I was 20 years old and working as a clinical coordinator for a health plan operator in Chicago. My cubicle sat near the main call center that served our customers, which meant I had a front-row seat to the chaos.
A queue board was mounted on the wall. It constantly flipped between red and green. Red meant we were missing our service-level agreements (SLAs): customers were waiting too long, penalties were looming, and managers were scrambling to push more people onto the phones. Green meant we had overshot the mark: too many people staffed, not enough demand, and ballooning payroll costs.
Staffing often swung by as much as 22 percent, leading to either penalties and overtime or wasted labor.
It was a coin toss of which ditch of waste we’d land in on any given day.
One afternoon, a director walked by my desk looking particularly frustrated. In a moment of youthful confidence (or naïveté), I muttered something that would change the next few months of my life.
“It just seems dumb that nobody has stepped back to better predict call volumes and demand curves to staff against,” I said. “It feels blindly random.”
She stopped and turned toward me.
“Oh yeah, hotshot? What would you recommend?”
I shrugged. “I don’t know exactly, but surely if you looked at things like customer types, plan structures, historical seasonality, where a customer was in their implementation cycle, time-of-day patterns, and other drivers… There must be some order in the chaos. How hard could it be? We shouldn’t be wasting this much.”
The next morning, I was summoned to her office.
“You now work for me,” she said. “You have 90 days to solve that. Get to work.”
I remember stammering: “So… here’s the thing. I don’t actually know how to do that. It just seems like it should be possible.”
Her response was simple: “Figure it out.”
At the time, I was working full-time and attending college. So I went to my statistics professor for help.
He listened patiently as I explained the challenge.
“You’d need to take about four courses over the next two years to learn the theories needed to build something like that,” he told me.
“I’ve got 90 days,” I replied.
He looked at me like I’d just asked him to bend the laws of physics. “Good luck, kid. That’s not how things work in academia.”

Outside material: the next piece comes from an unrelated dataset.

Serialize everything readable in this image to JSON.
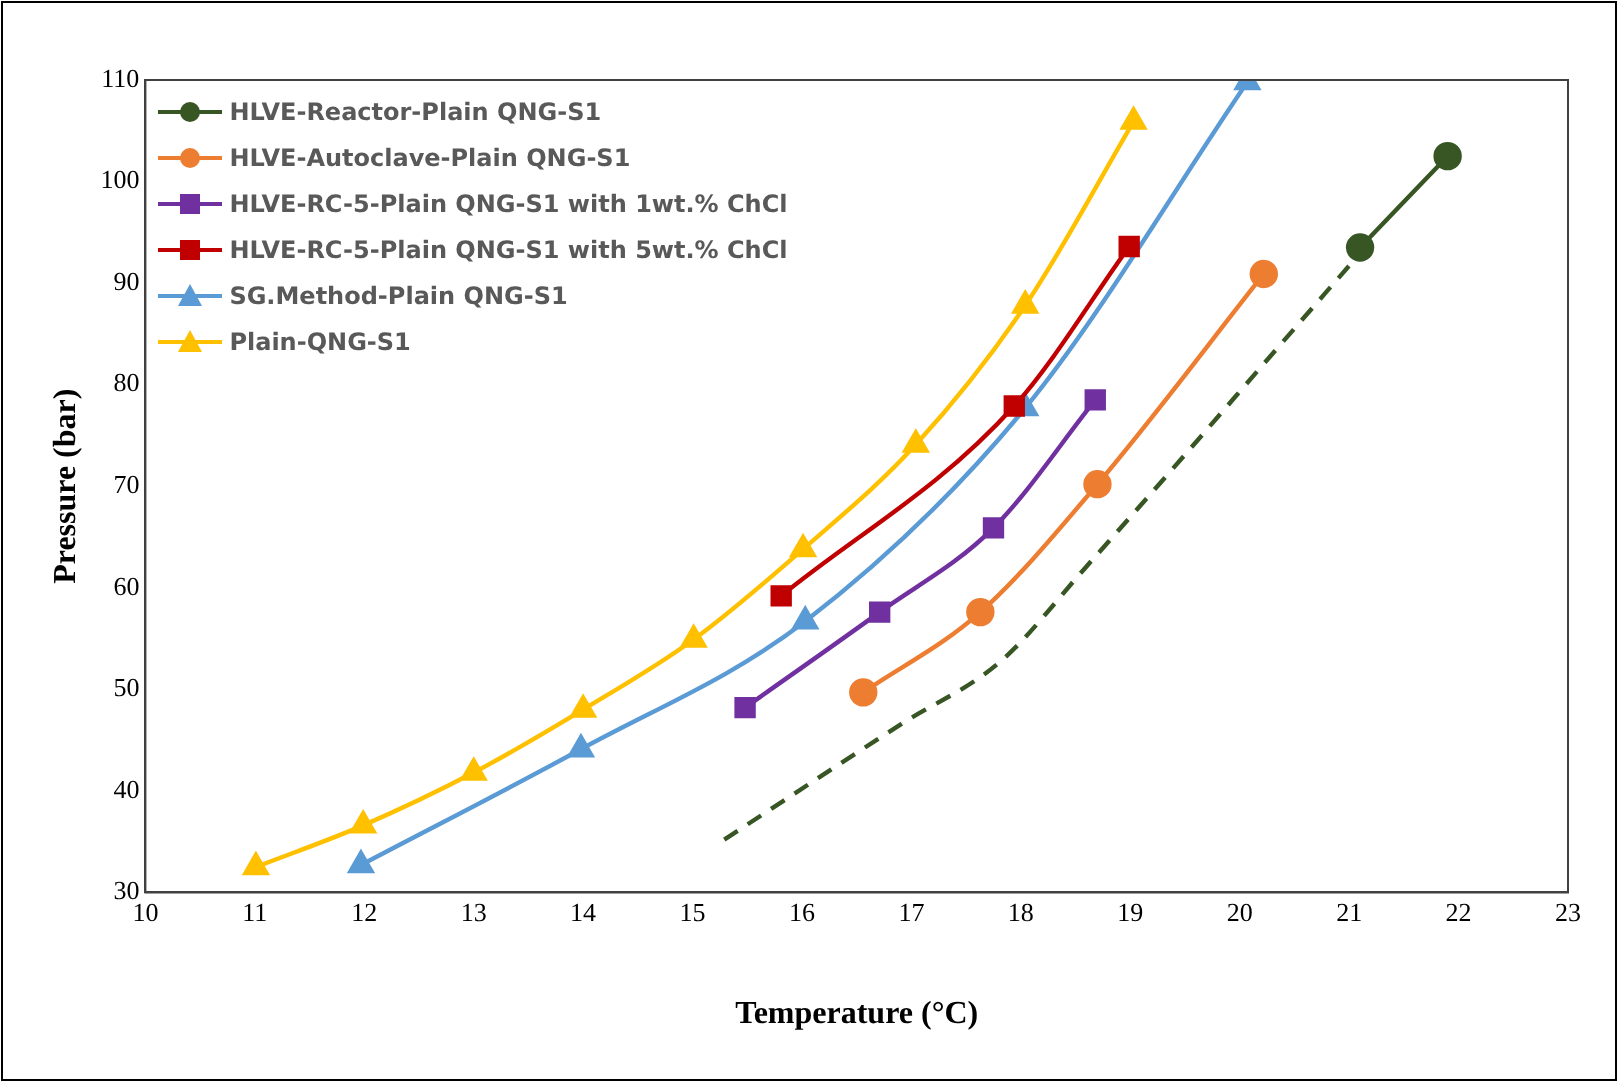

Business rarely gives you the luxury of waiting two years.
So I started digging.
Microsoft Excel 97 could handle only about 66,000 simultaneous computations before it corrupted the workbook and imploded. I learned that the hard way.

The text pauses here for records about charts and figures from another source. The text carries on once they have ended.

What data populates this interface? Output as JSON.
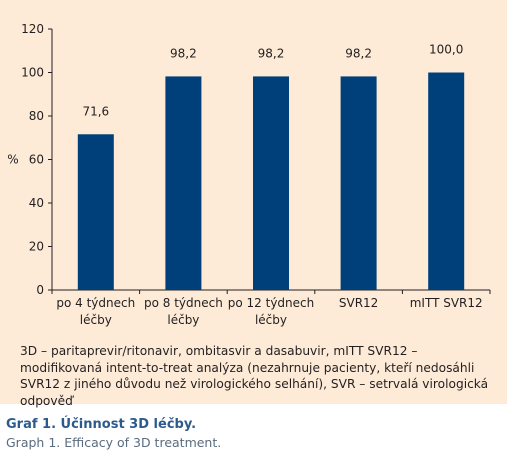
{
  "chart_data": {
    "type": "bar",
    "categories": [
      [
        "po 4 týdnech",
        "léčby"
      ],
      [
        "po 8 týdnech",
        "léčby"
      ],
      [
        "po 12 týdnech",
        "léčby"
      ],
      [
        "SVR12"
      ],
      [
        "mITT SVR12"
      ]
    ],
    "values": [
      71.6,
      98.2,
      98.2,
      98.2,
      100.0
    ],
    "value_labels": [
      "71,6",
      "98,2",
      "98,2",
      "98,2",
      "100,0"
    ],
    "ylabel": "%",
    "ylim": [
      0,
      120
    ],
    "yticks": [
      0,
      20,
      40,
      60,
      80,
      100,
      120
    ],
    "grid": false,
    "bar_color": "#00407a"
  },
  "footnote": "3D – paritaprevir/ritonavir, ombitasvir a dasabuvir, mITT SVR12 – modifikovaná intent-to-treat analýza (nezahrnuje pacienty, kteří nedosáhli SVR12 z jiného důvodu než virologického selhání), SVR – setrvalá virologická odpověď",
  "caption": {
    "title": "Graf 1. Účinnost 3D léčby.",
    "subtitle": "Graph 1. Efficacy of 3D treatment."
  },
  "colors": {
    "panel_background": "#fdebd7",
    "caption_title": "#2d5a8c",
    "caption_subtitle": "#5a6b80"
  }
}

So I enrolled in a crash course on Microsoft Access databases to handle the tables, queries, and comparisons needed to wrangle the data.

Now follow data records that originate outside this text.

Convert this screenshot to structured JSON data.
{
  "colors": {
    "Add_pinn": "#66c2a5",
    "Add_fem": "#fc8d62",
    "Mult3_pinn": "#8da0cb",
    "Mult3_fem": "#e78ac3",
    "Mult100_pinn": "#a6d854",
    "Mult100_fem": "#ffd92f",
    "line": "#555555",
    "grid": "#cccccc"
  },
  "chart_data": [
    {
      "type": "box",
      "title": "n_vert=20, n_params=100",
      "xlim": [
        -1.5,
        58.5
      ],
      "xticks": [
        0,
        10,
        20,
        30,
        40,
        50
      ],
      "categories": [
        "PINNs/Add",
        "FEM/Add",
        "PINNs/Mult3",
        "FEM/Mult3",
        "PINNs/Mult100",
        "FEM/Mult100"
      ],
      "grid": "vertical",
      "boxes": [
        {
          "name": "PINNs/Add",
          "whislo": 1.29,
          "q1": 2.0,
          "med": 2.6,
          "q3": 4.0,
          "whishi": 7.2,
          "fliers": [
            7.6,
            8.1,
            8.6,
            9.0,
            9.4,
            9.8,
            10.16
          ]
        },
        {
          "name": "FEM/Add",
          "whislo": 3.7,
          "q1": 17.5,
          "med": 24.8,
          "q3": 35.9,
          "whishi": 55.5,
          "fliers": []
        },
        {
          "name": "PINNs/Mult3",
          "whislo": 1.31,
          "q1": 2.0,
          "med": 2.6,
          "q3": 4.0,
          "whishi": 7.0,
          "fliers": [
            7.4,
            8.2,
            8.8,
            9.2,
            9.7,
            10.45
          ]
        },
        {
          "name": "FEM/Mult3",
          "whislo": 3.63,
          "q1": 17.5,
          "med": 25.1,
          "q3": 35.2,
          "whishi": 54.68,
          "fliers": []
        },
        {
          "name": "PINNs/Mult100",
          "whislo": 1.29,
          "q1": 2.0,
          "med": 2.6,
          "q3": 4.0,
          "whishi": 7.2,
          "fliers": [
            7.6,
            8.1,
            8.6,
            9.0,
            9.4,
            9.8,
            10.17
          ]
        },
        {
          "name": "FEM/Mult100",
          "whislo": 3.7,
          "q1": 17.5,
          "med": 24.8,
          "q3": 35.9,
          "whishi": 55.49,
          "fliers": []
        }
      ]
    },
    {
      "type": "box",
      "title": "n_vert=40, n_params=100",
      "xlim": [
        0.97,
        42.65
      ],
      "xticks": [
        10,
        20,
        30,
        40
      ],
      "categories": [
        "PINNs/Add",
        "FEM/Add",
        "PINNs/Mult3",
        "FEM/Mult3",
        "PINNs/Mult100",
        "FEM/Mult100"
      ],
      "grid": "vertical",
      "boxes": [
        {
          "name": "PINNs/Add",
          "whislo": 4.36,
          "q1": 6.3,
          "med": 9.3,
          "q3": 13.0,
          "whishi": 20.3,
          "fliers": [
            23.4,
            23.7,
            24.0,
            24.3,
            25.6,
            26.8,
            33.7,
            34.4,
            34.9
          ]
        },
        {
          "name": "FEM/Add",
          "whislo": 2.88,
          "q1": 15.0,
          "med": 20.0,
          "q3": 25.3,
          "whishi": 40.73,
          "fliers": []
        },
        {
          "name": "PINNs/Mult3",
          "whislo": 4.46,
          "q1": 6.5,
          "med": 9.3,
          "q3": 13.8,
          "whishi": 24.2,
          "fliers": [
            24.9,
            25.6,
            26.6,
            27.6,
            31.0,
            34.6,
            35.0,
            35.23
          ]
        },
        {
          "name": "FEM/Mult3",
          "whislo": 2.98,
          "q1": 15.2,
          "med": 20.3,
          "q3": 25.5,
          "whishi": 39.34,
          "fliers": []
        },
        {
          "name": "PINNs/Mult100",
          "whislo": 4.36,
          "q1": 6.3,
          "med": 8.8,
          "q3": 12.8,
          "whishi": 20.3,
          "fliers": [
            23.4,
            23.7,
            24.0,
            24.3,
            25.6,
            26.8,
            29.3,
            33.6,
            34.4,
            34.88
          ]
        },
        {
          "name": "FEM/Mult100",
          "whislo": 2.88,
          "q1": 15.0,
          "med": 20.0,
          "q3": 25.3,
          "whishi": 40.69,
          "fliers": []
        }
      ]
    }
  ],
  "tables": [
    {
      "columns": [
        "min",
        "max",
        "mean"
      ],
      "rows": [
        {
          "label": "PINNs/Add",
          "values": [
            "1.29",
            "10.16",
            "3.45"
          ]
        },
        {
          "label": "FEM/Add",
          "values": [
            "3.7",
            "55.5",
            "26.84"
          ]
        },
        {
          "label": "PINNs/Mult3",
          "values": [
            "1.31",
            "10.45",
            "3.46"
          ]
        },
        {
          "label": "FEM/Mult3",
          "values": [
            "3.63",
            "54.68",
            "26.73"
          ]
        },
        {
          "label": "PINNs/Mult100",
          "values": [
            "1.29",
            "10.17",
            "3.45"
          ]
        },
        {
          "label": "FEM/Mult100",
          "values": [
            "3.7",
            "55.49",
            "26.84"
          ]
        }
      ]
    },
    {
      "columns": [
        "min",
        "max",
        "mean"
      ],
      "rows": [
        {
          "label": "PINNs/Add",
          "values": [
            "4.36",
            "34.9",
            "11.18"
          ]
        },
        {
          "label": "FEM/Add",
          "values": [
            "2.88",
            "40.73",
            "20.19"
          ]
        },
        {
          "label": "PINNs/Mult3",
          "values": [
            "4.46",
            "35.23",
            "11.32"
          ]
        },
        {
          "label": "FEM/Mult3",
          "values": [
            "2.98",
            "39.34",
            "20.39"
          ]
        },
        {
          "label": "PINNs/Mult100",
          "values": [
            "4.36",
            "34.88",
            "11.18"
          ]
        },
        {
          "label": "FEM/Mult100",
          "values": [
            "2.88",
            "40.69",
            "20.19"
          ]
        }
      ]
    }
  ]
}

I met with IT teams, analysts, and business leaders—anyone who might help me better understand the system. Nights and weekends were spent on spreadsheets, models, and trial-and-error experiments.
Slowly, patterns began to emerge.
What initially looked like chaos actually had structure underneath it. Customer segments behaved differently. Implementation phases mattered. Time-of-day demand curves had rhythms. Seasonality influenced volume. Certain plan types created predictable spikes.
In other words, the system wasn’t random. It was complex.
By identifying the key drivers and weighting them correctly, we built a workforce forecasting model that reduced our margin of error from roughly ±22 percent to less than ±6 percent.
The impact was immediate. Operational expenses dropped. SLA penalties fell dramatically. Customer satisfaction improved. The organization finally had a tool to make smarter staffing decisions.
However, the most valuable outcome wasn’t the spreadsheet. It was a lesson.
First, behind what appears to be chaos, there is often an underlying order. Economic systems, customer behavior, and operational processes all have patterns. Leaders must develop the discipline to hunt for the threads: drivers, indices, and variables that explain what’s really happening.
Second, complexity doesn’t mean impossibility. Often, dozens of variables are in play, but not all of them matter equally. The real work is identifying the handful that drive most outcomes.
Third, progress often belongs to those willing to hustle and figure things out. Too many barriers in organizations are artificial: You need the degree. You need the certification. You need the budget. That problem can’t be solved.
Many of those barriers exist because no one has tried hard enough yet.
I resonate with Elon Musk’s idea that we should question every constraint not anchored in physics.
Fourth, sometimes the journey itself is the training ground. That project probably taught me more practical business insight than the degree I was simultaneously paying for. The pressure, constraints, and uncertainty formed muscles that would shape the rest of my career.
My college eventually disappeared. The company was sold. The software I used is now ancient history.
The lesson, however, stayed.
If you want to advance in a large organization, or any organization, you must be willing to solve problems. Create value. Step back and care more about the system than your title or job description.
Finally, a word of caution: Watch it, hotshot.
It’s easy to criticize from the sidelines, to point out what others should be doing differently. But if you’re not willing to step into the arena and figure it out yourself, your criticism doesn’t help much.
Things always look simpler from the spectator seats.
The arena is messier, harder, and more complex.
And that’s where growth happens.
Do hard things. Solve real problems. Dive into the chaos and look for order.
You might just build something valuable—and along the way, build yourself.